THE NEW CONSTITUTIONS OF THE EMPEROR LEO.
~  XXX  ~
CONCERNING A WOMAN WHO CONTRACTS ANOTHER MARRIAGE DURING THE LIFETIME OF HER HUSBAND.



 
S. P. Scott, The Civil Law, XVII, Cincinnati, 1932 ).
 

 
The Same Emperor to the Same Stylianus.

  If a desire for the public welfare has induced Us to substitute good laws for those which are worthless, it must also impel Us to enact such as may contribute to the happiness of Our subjects, instead of others that are bad and injurious, and especially where two of them are conflicting with reference to the same subject. Would it then be in accordance with reason that, when, from the generals and magistrates who are most eminent and best qualified, those who are the most competent and considered to be best adapted to govern Our subjects are selected; on the other hand, one should choose among the laws, whose authority is not temporary like that of the officials who administer them, not the best but the worst, and even those whose very existence was not known, should be accepted as rules of conduct? But for what purpose have these things been mentioned by Us? The Emperor Justinian, who adorned his reign as much by his piety as by his solicitude for the public welfare, while considering the dissolution of marriage, after having decided that if a wife, during the lifetime of her husband, should marry another man, her union with the latter will be regarded as void, and she shall be separated from him on the ground of having been guilty of perfidy; then decreed by a subsequent law that under such circumstances the first marriage did not bring about the annulment of the second. We, however, believing that it is more conducive to general prosperity to ratify his first provisions, since they have a tendency to strengthen the ties of marriage, do hereby direct that the former law shall be observed, and the latter repealed. Therefore, when it is ascertained that a woman, during the lifetime of her husband, has formed the intention of marrying another man, and has accomplished her infamous design, she shall be taken from him with whom her marriage must be dissolved, and rigidly condemned to the pecuniary penalties to which those who abandon their husbands in any other way are liable.

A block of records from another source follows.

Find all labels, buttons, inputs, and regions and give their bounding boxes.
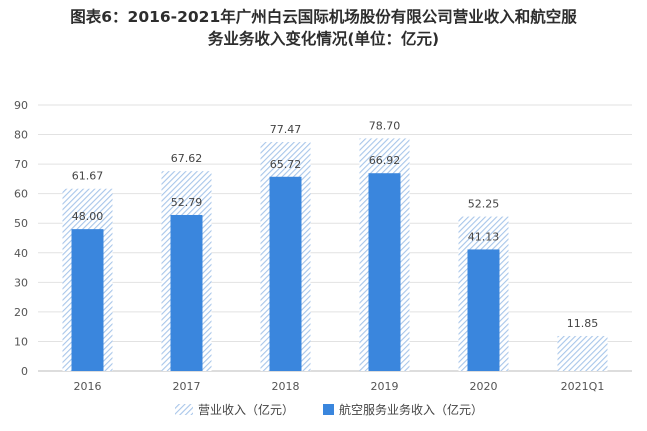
data-label-revenue: 61.67 <box>72 170 104 183</box>
y-tick-label: 0 <box>21 365 28 378</box>
legend-label-aviation-service: 航空服务业务收入（亿元） <box>339 402 483 417</box>
bar-aviation-service <box>467 249 500 371</box>
legend-label-revenue: 营业收入（亿元） <box>198 402 294 417</box>
chart-title-line-2: 务业务收入变化情况(单位：亿元) <box>207 30 440 48</box>
chart-title-line-1: 图表6：2016-2021年广州白云国际机场股份有限公司营业收入和航空服 <box>70 8 577 26</box>
y-tick-label: 60 <box>14 188 28 201</box>
y-tick-label: 50 <box>14 217 28 230</box>
x-tick-label: 2019 <box>371 380 399 393</box>
data-label-aviation-service: 41.13 <box>468 230 500 243</box>
x-axis: 2016 2017 2018 2019 2020 2021Q1 <box>74 380 605 393</box>
y-tick-label: 30 <box>14 276 28 289</box>
data-labels: 61.67 48.00 67.62 52.79 77.47 65.72 78.70 66.92… <box>72 119 599 330</box>
data-label-aviation-service: 65.72 <box>270 158 302 171</box>
legend: 营业收入（亿元） 航空服务业务收入（亿元） <box>175 402 483 417</box>
legend-swatch-aviation-service <box>323 404 334 415</box>
data-label-aviation-service: 66.92 <box>369 154 401 167</box>
x-tick-label: 2021Q1 <box>561 380 605 393</box>
y-tick-label: 90 <box>14 99 28 112</box>
y-tick-label: 40 <box>14 247 28 260</box>
y-tick-label: 10 <box>14 335 28 348</box>
data-label-revenue: 67.62 <box>171 152 203 165</box>
bar-revenue <box>557 335 608 371</box>
y-tick-label: 20 <box>14 306 28 319</box>
data-label-aviation-service: 48.00 <box>72 210 104 223</box>
x-tick-label: 2017 <box>173 380 201 393</box>
x-tick-label: 2020 <box>470 380 498 393</box>
x-tick-label: 2018 <box>272 380 300 393</box>
y-axis: 0 10 20 30 40 50 60 70 80 90 <box>14 99 28 378</box>
data-label-aviation-service: 52.79 <box>171 196 203 209</box>
bar-aviation-service <box>269 176 302 371</box>
bar-aviation-service <box>71 229 104 371</box>
data-label-revenue: 11.85 <box>567 317 599 330</box>
bars <box>62 138 608 371</box>
bar-aviation-service <box>170 214 203 371</box>
y-tick-label: 70 <box>14 158 28 171</box>
y-tick-label: 80 <box>14 129 28 142</box>
legend-swatch-revenue <box>175 404 193 415</box>
bar-aviation-service <box>368 173 401 371</box>
gridlines <box>38 104 632 372</box>
x-tick-label: 2016 <box>74 380 102 393</box>
chart-title: 图表6：2016-2021年广州白云国际机场股份有限公司营业收入和航空服 务业务… <box>0 6 647 50</box>
data-label-revenue: 78.70 <box>369 119 401 132</box>
data-label-revenue: 52.25 <box>468 198 500 211</box>
data-label-revenue: 77.47 <box>270 123 302 136</box>
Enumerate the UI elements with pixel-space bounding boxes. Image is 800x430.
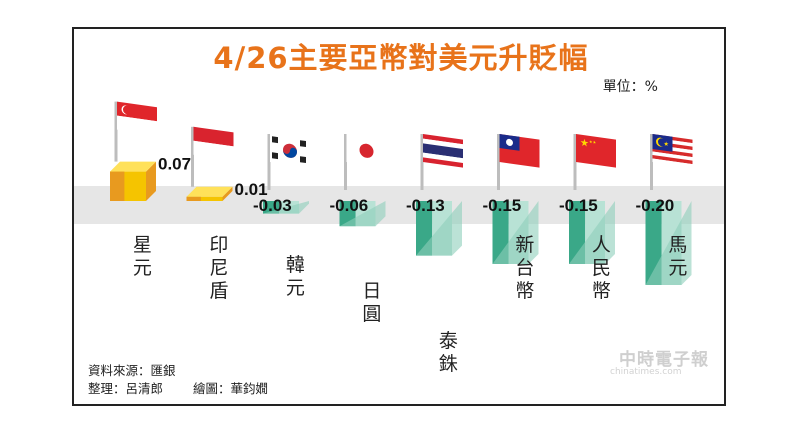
- bar-group: 0.01 印尼盾: [186, 126, 268, 302]
- bar-side: [146, 161, 156, 201]
- compiler-label: 整理：呂清郎: [88, 381, 164, 396]
- unit-label: 單位：%: [602, 79, 658, 95]
- bar-group: ★ ★★ -0.15 人民幣: [559, 134, 616, 302]
- bar-side: [645, 201, 692, 285]
- watermark-logo: 中時電子報: [619, 350, 709, 370]
- thailand-flag: [423, 134, 463, 168]
- bar-side: [569, 201, 615, 264]
- svg-text:★★: ★★: [589, 139, 597, 145]
- watermark-url: chinatimes.com: [610, 367, 682, 377]
- bar-shade: [186, 196, 201, 201]
- category-label: 泰銖: [439, 330, 458, 375]
- bar-side: [339, 201, 386, 227]
- bar-side: [222, 186, 233, 201]
- bar-group: -0.15 新台幣: [483, 134, 540, 302]
- value-label: -0.03: [253, 196, 292, 215]
- data-source-label: 資料來源：匯銀: [88, 363, 176, 378]
- bar-side: [416, 201, 462, 256]
- bar-group: 0.07 星元: [110, 101, 191, 279]
- bar-shade: [110, 171, 125, 201]
- value-label: 0.01: [235, 180, 268, 199]
- china-flag: ★ ★★: [576, 134, 616, 168]
- bar: [186, 196, 223, 201]
- bar-group: ★ -0.20 馬元: [636, 134, 693, 285]
- south-korea-flag: [270, 134, 310, 168]
- bar-group: -0.06 日圓: [330, 134, 387, 325]
- bar-group: -0.03 韓元: [253, 134, 310, 299]
- taiwan-flag: [499, 134, 540, 168]
- category-label: 新台幣: [515, 234, 534, 302]
- japan-flag: [346, 134, 387, 168]
- bar-side: [263, 201, 309, 214]
- category-label: 星元: [133, 234, 152, 279]
- value-label: -0.20: [636, 196, 675, 215]
- value-label: -0.13: [406, 196, 445, 215]
- singapore-flag: [117, 101, 157, 136]
- category-label: 韓元: [286, 254, 305, 299]
- value-label: -0.15: [559, 196, 598, 215]
- value-label: -0.15: [483, 196, 522, 215]
- bar-top: [186, 186, 233, 197]
- chart-title: 4/26主要亞幣對美元升貶幅: [213, 41, 589, 75]
- illustrator-label: 繪圖：華鈞嫺: [193, 381, 269, 396]
- category-label: 馬元: [668, 234, 687, 279]
- indonesia-flag: [193, 126, 234, 161]
- category-label: 日圓: [362, 280, 381, 325]
- bar-group: -0.13 泰銖: [406, 134, 463, 375]
- malaysia-flag: ★: [652, 134, 693, 168]
- value-label: -0.06: [330, 196, 369, 215]
- bar-side: [492, 201, 539, 264]
- source-block: 資料來源：匯銀 整理：呂清郎 繪圖：華鈞嫺: [88, 362, 268, 398]
- value-label: 0.07: [158, 155, 191, 174]
- bar-chart: 0.07 星元 0.01 印尼盾 -0.03 韓元 -0.06 日圓 -0.13 泰銖 -0.15 新…: [74, 101, 724, 375]
- bar-top: [110, 161, 156, 172]
- category-label: 印尼盾: [209, 234, 228, 302]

For it is proper that she who formed one flesh with her husband, and instead of lavishing her affection upon him, not only showed that she was his enemy, but also insulted her Creator who joined her to him by uniting herself with another man, shall be compelled to renounce her second marriage, if she has violated her former vows; for what greater indication and evidence of hostility can she show to her husband than to desert him and bestow her affection upon another?